Days and months and seasons pass by as a series of sensations: now I am plowing snow, now I am mowing grass, now I am four-wheeling up a backcountry lane. By year's end the earliest experiences are composted beneath later layers. What remains are memories of moods, major events and a few faces.
Last year I walked the sandy beaches of the Oregon Coast, went hiking in the Absaroka Range of southern Montana, and drove the Sawtooth Scenic Highway of central Idaho as yellowed aspen leaves shimmered in an autumn breeze. I recall huge flocks of Canada geese in the Columbia Gorge. I can still smell the high desert sagebrush after heavy rain.
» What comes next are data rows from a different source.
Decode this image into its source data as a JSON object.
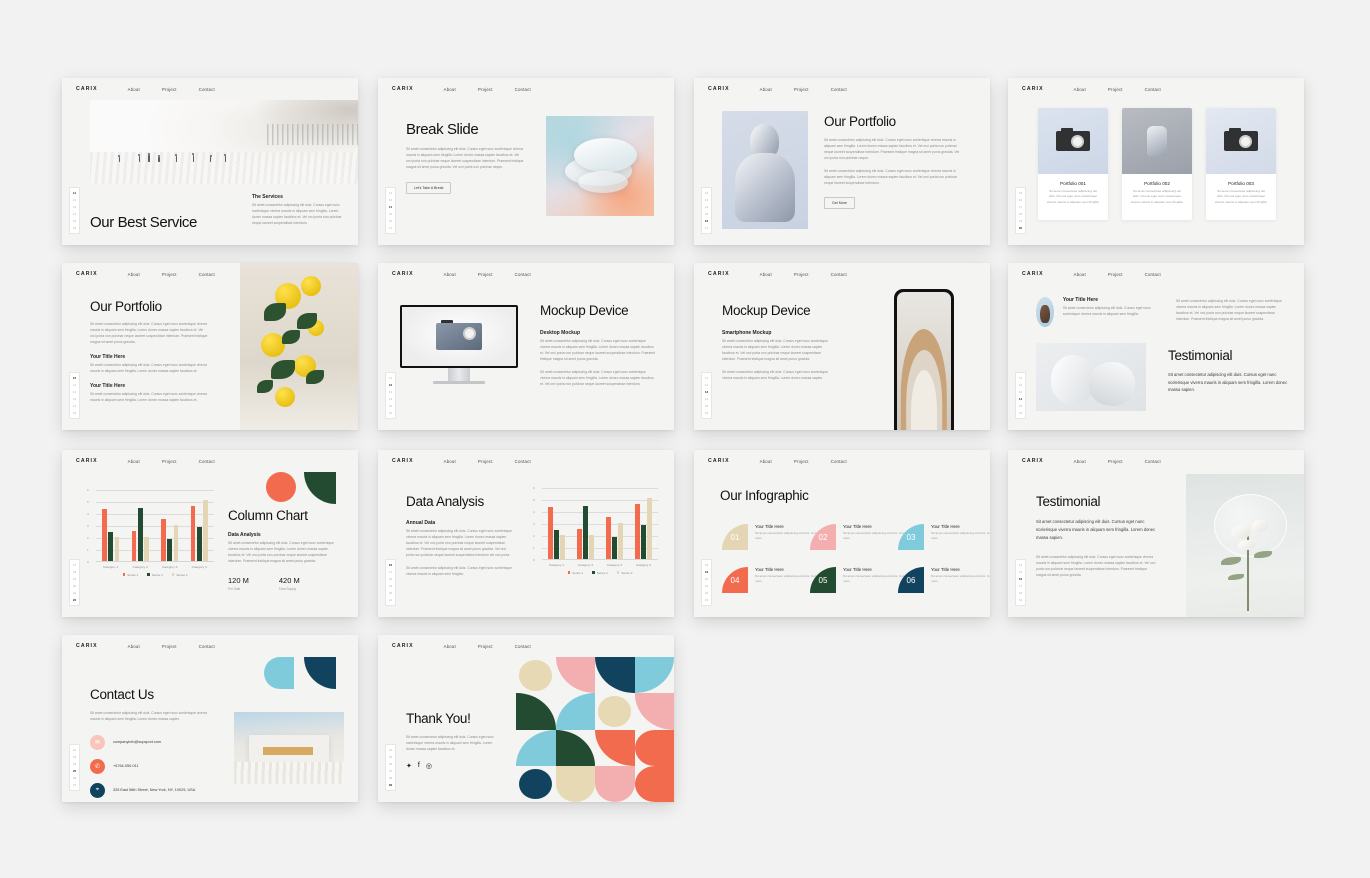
{
  "brand": "CARIX",
  "nav": [
    "About",
    "Project",
    "Contact"
  ],
  "colors": {
    "coral": "#F26B4E",
    "darkgreen": "#234B31",
    "sand": "#E4D6B4",
    "pink": "#F3AFB0",
    "skyblue": "#7FCBDC",
    "navy": "#11435E",
    "cream": "#E8D9B5"
  },
  "lorem": {
    "long": "Sit amet consectetur adipiscing elit duis. Cursus eget nunc scelerisque viverra mauris in aliquam sem fringilla. Lorem donec massa sapien faucibus et. Vel orci porta non pulvinar neque laoreet suspendisse interdum. Praesent tristique magna sit amet purus gravida.",
    "med": "Sit amet consectetur adipiscing elit duis. Cursus eget nunc scelerisque viverra mauris in aliquam sem fringilla. Lorem donec massa sapien faucibus et. Vel orci porta non pulvinar neque laoreet suspendisse interdum.",
    "short": "Sit amet consectetur adipiscing elit duis. Cursus eget nunc scelerisque viverra mauris in aliquam sem fringilla.",
    "tiny": "Sit amet consectetur adipiscing elit duis. Cursus eget nunc scelerisque viverra mauris in aliquam sem fringilla. Lorem donec massa sapien.",
    "micro": "Sit amet consectetur adipiscing elit duis. Cursus eget nunc.",
    "card": "Sit amet consectetur adipiscing elit duis. Cursus eget nunc scelerisque viverra mauris in aliquam sem fringilla."
  },
  "slides": [
    {
      "n": 1,
      "rail": [
        "11",
        "12",
        "13",
        "14",
        "15",
        "16"
      ],
      "active": "11",
      "title": "Our Best Service",
      "section_title": "The Services",
      "section_body": "Sit amet consectetur adipiscing elit duis. Cursus eget nunc scelerisque viverra mauris in aliquam sem fringilla. Lorem donec massa sapien faucibus et. Vel orci porta non pulvinar neque laoreet suspendisse interdum."
    },
    {
      "n": 2,
      "rail": [
        "12",
        "13",
        "14",
        "15",
        "16",
        "17"
      ],
      "active": "14",
      "title": "Break Slide",
      "body": "Sit amet consectetur adipiscing elit duis. Cursus eget nunc scelerisque viverra mauris in aliquam sem fringilla. Lorem donec massa sapien faucibus et. Vel orci porta non pulvinar neque laoreet suspendisse interdum. Praesent tristique magna sit amet purus gravida. Vel orci porta non pulvinar neque.",
      "button": "Let's Take A Break"
    },
    {
      "n": 3,
      "rail": [
        "12",
        "13",
        "14",
        "15",
        "16",
        "17"
      ],
      "active": "16",
      "title": "Our Portfolio",
      "body1": "Sit amet consectetur adipiscing elit duis. Cursus eget nunc scelerisque viverra mauris in aliquam sem fringilla. Lorem donec massa sapien faucibus et. Vel orci porta non pulvinar neque laoreet suspendisse interdum. Praesent tristique magna sit amet purus gravida. Vel orci porta non pulvinar neque.",
      "body2": "Sit amet consectetur adipiscing elit duis. Cursus eget nunc scelerisque viverra mauris in aliquam sem fringilla. Lorem donec massa sapien faucibus et. Vel orci porta non pulvinar neque laoreet suspendisse interdum.",
      "button": "Get More"
    },
    {
      "n": 4,
      "rail": [
        "15",
        "16",
        "17",
        "18",
        "19",
        "20"
      ],
      "active": "20",
      "cards": [
        {
          "title": "Portfolio 001",
          "desc": "Sit amet consectetur adipiscing elit duis. Cursus eget nunc scelerisque viverra mauris in aliquam sem fringilla.",
          "icon": "camera-icon"
        },
        {
          "title": "Portfolio 002",
          "desc": "Sit amet consectetur adipiscing elit duis. Cursus eget nunc scelerisque viverra mauris in aliquam sem fringilla.",
          "icon": "hand-icon"
        },
        {
          "title": "Portfolio 003",
          "desc": "Sit amet consectetur adipiscing elit duis. Cursus eget nunc scelerisque viverra mauris in aliquam sem fringilla.",
          "icon": "camera-strap-icon"
        }
      ]
    },
    {
      "n": 5,
      "rail": [
        "10",
        "11",
        "12",
        "13",
        "14",
        "15"
      ],
      "active": "10",
      "title": "Our Portfolio",
      "body": "Sit amet consectetur adipiscing elit duis. Cursus eget nunc scelerisque viverra mauris in aliquam sem fringilla. Lorem donec massa sapien faucibus et. Vel orci porta non pulvinar neque laoreet suspendisse interdum. Praesent tristique magna sit amet purus gravida.",
      "items": [
        {
          "title": "Your Title Here",
          "desc": "Sit amet consectetur adipiscing elit duis. Cursus eget nunc scelerisque viverra mauris in aliquam sem fringilla. Lorem donec massa sapien faucibus et."
        },
        {
          "title": "Your Title Here",
          "desc": "Sit amet consectetur adipiscing elit duis. Cursus eget nunc scelerisque viverra mauris in aliquam sem fringilla. Lorem donec massa sapien faucibus et."
        }
      ]
    },
    {
      "n": 6,
      "rail": [
        "11",
        "12",
        "13",
        "14",
        "15",
        "16"
      ],
      "active": "12",
      "title": "Mockup Device",
      "sub": "Desktop Mockup",
      "body1": "Sit amet consectetur adipiscing elit duis. Cursus eget nunc scelerisque viverra mauris in aliquam sem fringilla. Lorem donec massa sapien faucibus et. Vel orci porta non pulvinar neque laoreet suspendisse interdum. Praesent tristique magna sit amet purus gravida.",
      "body2": "Sit amet consectetur adipiscing elit duis. Cursus eget nunc scelerisque viverra mauris in aliquam sem fringilla. Lorem donec massa sapien faucibus et. Vel orci porta non pulvinar neque laoreet suspendisse interdum."
    },
    {
      "n": 7,
      "rail": [
        "11",
        "12",
        "13",
        "14",
        "15",
        "16"
      ],
      "active": "13",
      "title": "Mockup Device",
      "sub": "Smartphone Mockup",
      "body1": "Sit amet consectetur adipiscing elit duis. Cursus eget nunc scelerisque viverra mauris in aliquam sem fringilla. Lorem donec massa sapien faucibus et. Vel orci porta non pulvinar neque laoreet suspendisse interdum. Praesent tristique magna sit amet purus gravida.",
      "body2": "Sit amet consectetur adipiscing elit duis. Cursus eget nunc scelerisque viverra mauris in aliquam sem fringilla. Lorem donec massa sapien."
    },
    {
      "n": 8,
      "rail": [
        "11",
        "12",
        "13",
        "14",
        "15",
        "16"
      ],
      "active": "14",
      "person_title": "Your Title Here",
      "person_body": "Sit amet consectetur adipiscing elit duis. Cursus eget nunc scelerisque viverra mauris in aliquam sem fringilla.",
      "top_body": "Sit amet consectetur adipiscing elit duis. Cursus eget nunc scelerisque viverra mauris in aliquam sem fringilla. Lorem donec massa sapien faucibus et. Vel orci porta non pulvinar neque laoreet suspendisse interdum. Praesent tristique magna sit amet purus gravida.",
      "title": "Testimonial",
      "quote": "Sit amet consectetur adipiscing elit duis. Cursus eget nunc scelerisque viverra mauris in aliquam sem fringilla. Lorem donec massa sapien."
    },
    {
      "n": 9,
      "rail": [
        "17",
        "18",
        "19",
        "20",
        "21",
        "22"
      ],
      "active": "22",
      "title": "Column Chart",
      "sub": "Data Analysis",
      "body": "Sit amet consectetur adipiscing elit duis. Cursus eget nunc scelerisque viverra mauris in aliquam sem fringilla. Lorem donec massa sapien faucibus et. Vel orci porta non pulvinar neque laoreet suspendisse interdum. Praesent tristique magna sit amet purus gravida.",
      "stats": [
        {
          "num": "120 M",
          "label": "Pre Sale"
        },
        {
          "num": "420 M",
          "label": "Total Supply"
        }
      ]
    },
    {
      "n": 10,
      "rail": [
        "16",
        "17",
        "18",
        "19",
        "20",
        "21"
      ],
      "active": "16",
      "title": "Data Analysis",
      "sub": "Annual Data",
      "body1": "Sit amet consectetur adipiscing elit duis. Cursus eget nunc scelerisque viverra mauris in aliquam sem fringilla. Lorem donec massa sapien faucibus et. Vel orci porta non pulvinar neque laoreet suspendisse interdum. Praesent tristique magna sit amet purus gravida. Vel orci porta non pulvinar neque laoreet suspendisse interdum vel orci porta.",
      "body2": "Sit amet consectetur adipiscing elit duis. Cursus eget nunc scelerisque viverra mauris in aliquam sem fringilla."
    },
    {
      "n": 11,
      "rail": [
        "18",
        "19",
        "20",
        "21",
        "22",
        "23"
      ],
      "active": "19",
      "title": "Our Infographic",
      "items": [
        {
          "num": "01",
          "title": "Your Title Here",
          "desc": "Sit amet consectetur adipiscing elit duis. Cursus eget nunc.",
          "color": "#E4D6B4"
        },
        {
          "num": "02",
          "title": "Your Title Here",
          "desc": "Sit amet consectetur adipiscing elit duis. Cursus eget nunc.",
          "color": "#F3AFB0"
        },
        {
          "num": "03",
          "title": "Your Title Here",
          "desc": "Sit amet consectetur adipiscing elit duis. Cursus eget nunc.",
          "color": "#7FCBDC"
        },
        {
          "num": "04",
          "title": "Your Title Here",
          "desc": "Sit amet consectetur adipiscing elit duis. Cursus eget nunc.",
          "color": "#F26B4E"
        },
        {
          "num": "05",
          "title": "Your Title Here",
          "desc": "Sit amet consectetur adipiscing elit duis. Cursus eget nunc.",
          "color": "#234B31"
        },
        {
          "num": "06",
          "title": "Your Title Here",
          "desc": "Sit amet consectetur adipiscing elit duis. Cursus eget nunc.",
          "color": "#11435E"
        }
      ]
    },
    {
      "n": 12,
      "rail": [
        "14",
        "15",
        "16",
        "17",
        "18",
        "19"
      ],
      "active": "16",
      "title": "Testimonial",
      "quote": "Sit amet consectetur adipiscing elit duis. Cursus eget nunc scelerisque viverra mauris in aliquam sem fringilla. Lorem donec massa sapien.",
      "body": "Sit amet consectetur adipiscing elit duis. Cursus eget nunc scelerisque viverra mauris in aliquam sem fringilla. Lorem donec massa sapien faucibus et. Vel orci porta non pulvinar neque laoreet suspendisse interdum. Praesent tristique magna sit amet purus gravida."
    },
    {
      "n": 13,
      "rail": [
        "22",
        "23",
        "24",
        "25",
        "26",
        "27"
      ],
      "active": "25",
      "title": "Contact Us",
      "body": "Sit amet consectetur adipiscing elit duis. Cursus eget nunc scelerisque viverra mauris in aliquam sem fringilla. Lorem donec massa sapien.",
      "contacts": [
        {
          "icon": "email-icon",
          "text": "companyinfo@supsport.com",
          "color": "#F7C5BC"
        },
        {
          "icon": "phone-icon",
          "text": "+6764-050-011",
          "color": "#F26B4E"
        },
        {
          "icon": "location-icon",
          "text": "325 East 58th Street, New York, NY, 10029, USA",
          "color": "#11435E"
        }
      ]
    },
    {
      "n": 14,
      "rail": [
        "24",
        "25",
        "26",
        "27",
        "28",
        "29"
      ],
      "active": "29",
      "title": "Thank You!",
      "body": "Sit amet consectetur adipiscing elit duis. Cursus eget nunc scelerisque viverra mauris in aliquam sem fringilla. Lorem donec massa sapien faucibus et.",
      "socials": [
        "twitter-icon",
        "facebook-icon",
        "instagram-icon"
      ]
    }
  ],
  "chart_data": {
    "type": "bar",
    "title": "Column Chart",
    "categories": [
      "Category 1",
      "Category 2",
      "Category 3",
      "Category 4"
    ],
    "series": [
      {
        "name": "Series 1",
        "color": "#F26B4E",
        "values": [
          4.3,
          2.5,
          3.5,
          4.6
        ]
      },
      {
        "name": "Series 2",
        "color": "#234B31",
        "values": [
          2.4,
          4.4,
          1.8,
          2.8
        ]
      },
      {
        "name": "Series 3",
        "color": "#E4D6B4",
        "values": [
          2.0,
          2.0,
          3.0,
          5.1
        ]
      }
    ],
    "yticks": [
      0,
      1,
      2,
      3,
      4,
      5,
      6
    ],
    "ylim": [
      0,
      6
    ],
    "xlabel": "",
    "ylabel": "",
    "grid": true,
    "legend_position": "bottom"
  }
}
The smoke-stained faces of BLM firefighters emerge from August. In February, a worried wheat farmer in well-worn overalls ponders the lack of snow and the chances for a sixth year of drought. In June, my wife beams with the news of her pregnancy.
Turning over these dates, its comforting to find perennials. Despite fax machines and elections and mercy missions to Somalia, the consummate facts of a year are recurrent, like seasons. The storm of the century may have raged in Florida, but we have as much at stake in spring blossoms and each autumn's frost.
The mythologist Joseph Campbell used to worry about the effects of digital clocks and watches, and how the digitalization of time might cut us off from a sense of time as a circle. Instead of experiencing time as a succession of cycles, we just have time rushing by at a great speed.
I feel the same way about the progressive numbering of years. There is something insidious, I think, in the idea that 1993 must improve on 1992 or that the end of a decade must add up greater than the one before.
Why do we race toward the future, as if to see who gets there first? What differences does the numbering of years make, except to take us out of orbit and put us on a straight line toward oblivion?
"All things, indeed, are subject to rotary motion," noted Thoreau, "from the planet and solar system to the simplest shellfish and pebbles on the beach; as if all beauty resulted from an object turning about on its own axis, or others turning about it."
As Earth goes in its orbit and around its axis, and as the seasons pass from one to another, so does time revolve. We grow older, but others sprout to take our place, and they too will feel winter's chill and summer's glow.
It's January again; the wheel has come full circle.